Posted at 10:23 PM, Mar 20, 2019
and last updated 2019-03-20 23:28:58-04

Out of all of the individual schools in the State of Texas, not entire school districts, a school in the Coastal Bend is among only 142 to win a Counselors Reinforcing Excellence for Students in Texas, or CREST, Award.

“It recognizes they did above and beyond what’s typically expected of school counselors,” Rockport Middle School Principal Michael Hannum said.

Rockport Fulton Middle has two school counselors. Gail Roaten and Patricia Frost have had their eyes on this prize for awhile now.

“When we first started working together three years ago, it was our goal to get this award,” Frost said. “It recognizes outstanding programs in Texas.”

Their work with the school’s more than 600 students in the weeks and months following Hurricane Harvey’s devastation of Rockport in August 2017 paved the way to the Texas School Counseling Association awarding the campus with a CREST Award.

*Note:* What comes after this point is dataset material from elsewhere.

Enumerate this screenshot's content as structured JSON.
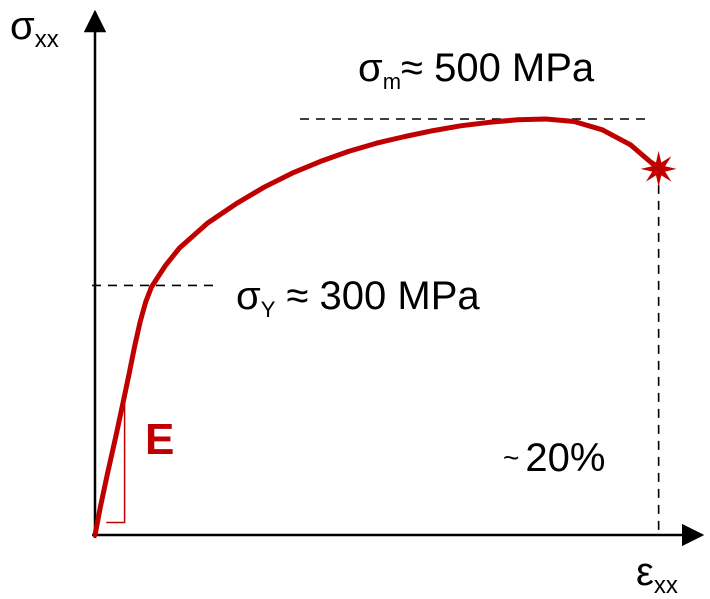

“We started seeing lots of kids with some social emotional issues, coping skills, depression,” Roaten said. We had a lot of kids and families that were stressed out, living in RV’s, small trailers. We even had some families in tents, and so it was a lot of stress on the families and the kids.”

Through professional connections, Roaten and Frost were able to enlist the help of two university systems to provide counseling to Rockport Fulton Middle School’s students. Texas A&M Corpus Christi students came to town to serve as counseling interns. A teleconferencing room was established at the middle school so students could see and talk to a psychiatrist and licensed mental health therapists at the University of Texas Medical Branch in Galveston.

“We’re at the point now where they’re recovering, but they’re not recovering where they were before,” Frost said. “It’s setting in that this is it. This is the new normal.”

Even after winning the award, Frost and Roaten say their work is far from over.

“They experienced a trauma, so the trauma will always be there,” Frost said. “We’re giving them coping skills to be able to handle it.”